I'm quite self-driven and need to be mentally stimulated. What jumped out about ML was the caliber of their clients. I would really get to apply my past sales experience. I'd get to speak with all levels across an organization, including senior leadership. In my years with ML, I have been kept challenged by the variety of industries my clients are in, and that they sell into. I get to work with healthcare companies but also other industries. This feeds my need for new challenges.
“MarketLauncher's remote work environment allows me to manage a really great work/life balance. ML keeps me mentally stimulated and current with sales technology. I get to exercise my sales experience while also being home to help my kids with their homework and after-school activities. I love working at ML.”
Thank you, Heidi. Are there any hobbies or special interests you’d like to share?

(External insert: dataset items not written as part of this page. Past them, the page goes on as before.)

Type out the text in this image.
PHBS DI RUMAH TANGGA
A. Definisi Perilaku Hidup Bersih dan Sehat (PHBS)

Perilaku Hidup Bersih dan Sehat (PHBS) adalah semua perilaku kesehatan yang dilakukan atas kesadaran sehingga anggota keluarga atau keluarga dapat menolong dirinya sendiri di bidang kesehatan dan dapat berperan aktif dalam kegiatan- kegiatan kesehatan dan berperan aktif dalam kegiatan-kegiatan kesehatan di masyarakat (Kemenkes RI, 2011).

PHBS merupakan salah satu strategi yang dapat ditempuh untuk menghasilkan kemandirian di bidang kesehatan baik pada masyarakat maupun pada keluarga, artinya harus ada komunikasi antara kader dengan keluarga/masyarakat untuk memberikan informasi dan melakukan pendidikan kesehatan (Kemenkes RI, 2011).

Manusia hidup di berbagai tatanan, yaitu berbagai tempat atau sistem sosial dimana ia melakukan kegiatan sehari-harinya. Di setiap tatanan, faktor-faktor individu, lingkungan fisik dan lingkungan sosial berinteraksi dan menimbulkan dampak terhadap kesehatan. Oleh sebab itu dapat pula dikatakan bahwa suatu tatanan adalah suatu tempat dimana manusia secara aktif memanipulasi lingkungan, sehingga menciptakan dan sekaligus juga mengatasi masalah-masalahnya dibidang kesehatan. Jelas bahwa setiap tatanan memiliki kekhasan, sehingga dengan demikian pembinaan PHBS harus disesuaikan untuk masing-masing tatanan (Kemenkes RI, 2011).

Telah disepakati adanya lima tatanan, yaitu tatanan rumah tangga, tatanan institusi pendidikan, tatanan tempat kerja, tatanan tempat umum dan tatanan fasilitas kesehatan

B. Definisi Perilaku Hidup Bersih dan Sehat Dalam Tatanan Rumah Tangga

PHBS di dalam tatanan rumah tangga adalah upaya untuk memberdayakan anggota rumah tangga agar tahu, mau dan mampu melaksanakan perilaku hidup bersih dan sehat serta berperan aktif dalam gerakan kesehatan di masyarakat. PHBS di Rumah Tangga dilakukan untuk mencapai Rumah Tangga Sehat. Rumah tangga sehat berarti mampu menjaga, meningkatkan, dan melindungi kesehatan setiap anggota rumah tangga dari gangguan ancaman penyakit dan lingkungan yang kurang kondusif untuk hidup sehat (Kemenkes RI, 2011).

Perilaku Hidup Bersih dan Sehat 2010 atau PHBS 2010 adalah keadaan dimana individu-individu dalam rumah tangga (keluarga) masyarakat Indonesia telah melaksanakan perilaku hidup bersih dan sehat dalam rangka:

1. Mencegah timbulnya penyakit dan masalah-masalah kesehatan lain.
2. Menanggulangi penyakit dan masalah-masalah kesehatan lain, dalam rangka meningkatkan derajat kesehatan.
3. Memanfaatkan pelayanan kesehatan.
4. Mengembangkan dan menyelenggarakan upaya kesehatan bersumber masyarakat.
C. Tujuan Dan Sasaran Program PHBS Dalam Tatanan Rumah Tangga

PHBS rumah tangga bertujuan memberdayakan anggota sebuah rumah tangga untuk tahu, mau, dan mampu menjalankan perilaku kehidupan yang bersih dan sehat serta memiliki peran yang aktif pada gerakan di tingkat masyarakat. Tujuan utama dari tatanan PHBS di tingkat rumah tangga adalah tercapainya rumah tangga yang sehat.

I am very focused on my family and involved in my children's activities. For many years, I have volunteered on their school Site Councils and I am currently the Chair of the Board for one. This also challenges me. I enjoy leading the monthly meetings and engaging parents, faculty, and other Council Members to better the education experience for my kids and all the other students.
My boys both play competitive soccer, and this is a huge time commitment that we all love. My husband also coaches soccer. We take a "divide and conquer" approach to managing our schedules successfully. I work out daily from my home or local gym, and we all love spending time at the beach. We take long walks, swim, and have fun in the sand. You won't find us sitting for long!